Reply: This objection argues that the Earth existed before the sun & stars were made (since they were made on the 4th day). However, the days prior to day four are said to have mornings and evenings. Is the Genesis account wrong on this point? How can mornings and evenings exist before the creation of the sun? An understanding of the original Hebrew language suggests that, rather than being created, the sun & stars appeared on the fourth day. According to biblical scholar John Collins: “The verb made in Genesis 1:16 does not specifically mean ‘create’; it can refer to that, but it can also refer to ‘working on something that is already there’ or eve ‘appointed’” (2). According to philosopher of science John Lennox: “This interpretation fits well with the explanation, given in the very next verse, of the sun and moon as visible lights in the sky” (3). In other words, when the clouds covering the Earth parted, on day four, the rays from the sun penetrated through. Since the Holy Spirit is said to hover over the water of the early Earth (which is surprisingly consistent from what we know from the natural world (4)) at the beginning of the narrative it would appear that the Genesis creation narrative acts as an eyewitness account of God’s creation activities from the Holy Spirit’s vantage point. So, I believe that we get the Holy Spirit’s view of the penetration of the sun on the 4th day. I believe this negates GC’s argument. Come on Godless Cranium! You can do better than that!
5. GC: “Have one person writing the bible. You could solve so much with this one alone. Hell, better yet, why not do the writing yourself.”

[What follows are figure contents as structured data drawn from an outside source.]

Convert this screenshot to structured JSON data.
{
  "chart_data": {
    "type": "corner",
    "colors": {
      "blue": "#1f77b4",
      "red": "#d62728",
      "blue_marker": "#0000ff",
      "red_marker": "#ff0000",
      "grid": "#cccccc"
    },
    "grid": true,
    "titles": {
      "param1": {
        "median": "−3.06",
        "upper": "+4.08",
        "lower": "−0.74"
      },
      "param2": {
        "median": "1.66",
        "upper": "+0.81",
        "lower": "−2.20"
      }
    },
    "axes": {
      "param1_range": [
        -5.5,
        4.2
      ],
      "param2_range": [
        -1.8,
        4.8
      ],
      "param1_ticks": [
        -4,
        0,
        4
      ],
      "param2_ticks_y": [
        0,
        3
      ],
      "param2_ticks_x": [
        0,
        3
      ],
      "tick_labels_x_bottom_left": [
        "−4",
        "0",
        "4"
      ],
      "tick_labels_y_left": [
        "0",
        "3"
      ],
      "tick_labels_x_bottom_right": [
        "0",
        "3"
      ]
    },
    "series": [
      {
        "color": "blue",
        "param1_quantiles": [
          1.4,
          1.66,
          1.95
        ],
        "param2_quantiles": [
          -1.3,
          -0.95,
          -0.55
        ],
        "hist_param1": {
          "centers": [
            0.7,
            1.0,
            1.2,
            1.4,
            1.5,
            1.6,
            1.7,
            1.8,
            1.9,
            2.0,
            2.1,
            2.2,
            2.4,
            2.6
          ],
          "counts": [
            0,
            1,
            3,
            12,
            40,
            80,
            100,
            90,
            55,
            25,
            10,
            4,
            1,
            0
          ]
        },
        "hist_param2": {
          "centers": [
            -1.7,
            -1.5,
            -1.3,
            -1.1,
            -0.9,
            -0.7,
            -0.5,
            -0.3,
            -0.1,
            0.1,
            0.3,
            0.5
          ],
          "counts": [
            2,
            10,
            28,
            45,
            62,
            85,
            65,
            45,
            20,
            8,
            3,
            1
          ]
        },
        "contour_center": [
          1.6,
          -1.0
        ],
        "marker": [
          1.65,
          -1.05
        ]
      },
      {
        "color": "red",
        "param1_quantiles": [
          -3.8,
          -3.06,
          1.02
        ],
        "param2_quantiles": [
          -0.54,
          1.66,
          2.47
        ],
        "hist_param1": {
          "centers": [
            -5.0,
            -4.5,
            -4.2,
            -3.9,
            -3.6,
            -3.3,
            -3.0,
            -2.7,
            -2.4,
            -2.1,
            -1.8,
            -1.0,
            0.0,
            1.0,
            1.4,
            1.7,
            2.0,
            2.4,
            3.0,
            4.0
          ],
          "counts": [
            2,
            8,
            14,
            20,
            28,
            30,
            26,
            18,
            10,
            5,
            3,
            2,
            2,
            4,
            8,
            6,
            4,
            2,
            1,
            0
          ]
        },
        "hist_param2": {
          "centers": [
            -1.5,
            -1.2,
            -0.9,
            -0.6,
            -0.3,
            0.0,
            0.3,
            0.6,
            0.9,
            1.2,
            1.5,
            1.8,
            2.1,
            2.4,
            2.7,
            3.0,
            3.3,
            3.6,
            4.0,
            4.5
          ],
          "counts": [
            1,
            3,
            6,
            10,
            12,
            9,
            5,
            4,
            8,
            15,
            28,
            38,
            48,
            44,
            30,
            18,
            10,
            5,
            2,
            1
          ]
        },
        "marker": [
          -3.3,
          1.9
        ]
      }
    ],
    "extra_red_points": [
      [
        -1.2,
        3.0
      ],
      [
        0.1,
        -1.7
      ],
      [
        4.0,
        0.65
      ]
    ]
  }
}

Reply: I find that the intertwining of the biblical narrative from paradise (Genesis 1—2), to paradise lost (Genesis 3—Revelation 20) and to paradise regained (Revelation 21—22) (also known as the meta-narrative) gives us a consistent story & points in the direction of inspiration. Bear in mind that the Bible was written by over 40 authors from three different continents over 1600 years. That it all comes together into one product that speaks one message is quite astounding. I’d rather have that than have just one author doing the whole job.
To be continued….
1. Copan, P. 2011. Is God a Moral Monster? p. 83/4 (Scribd ebook format)
2. Collins, J. 2003. Science and Faith: Friends or Foes? p. 57.
3. Lennox, J. 2011. 7 Days That Divide the World. p. 59.
4. New Scientist. 2008. Ancient Earth was a barren waterworld.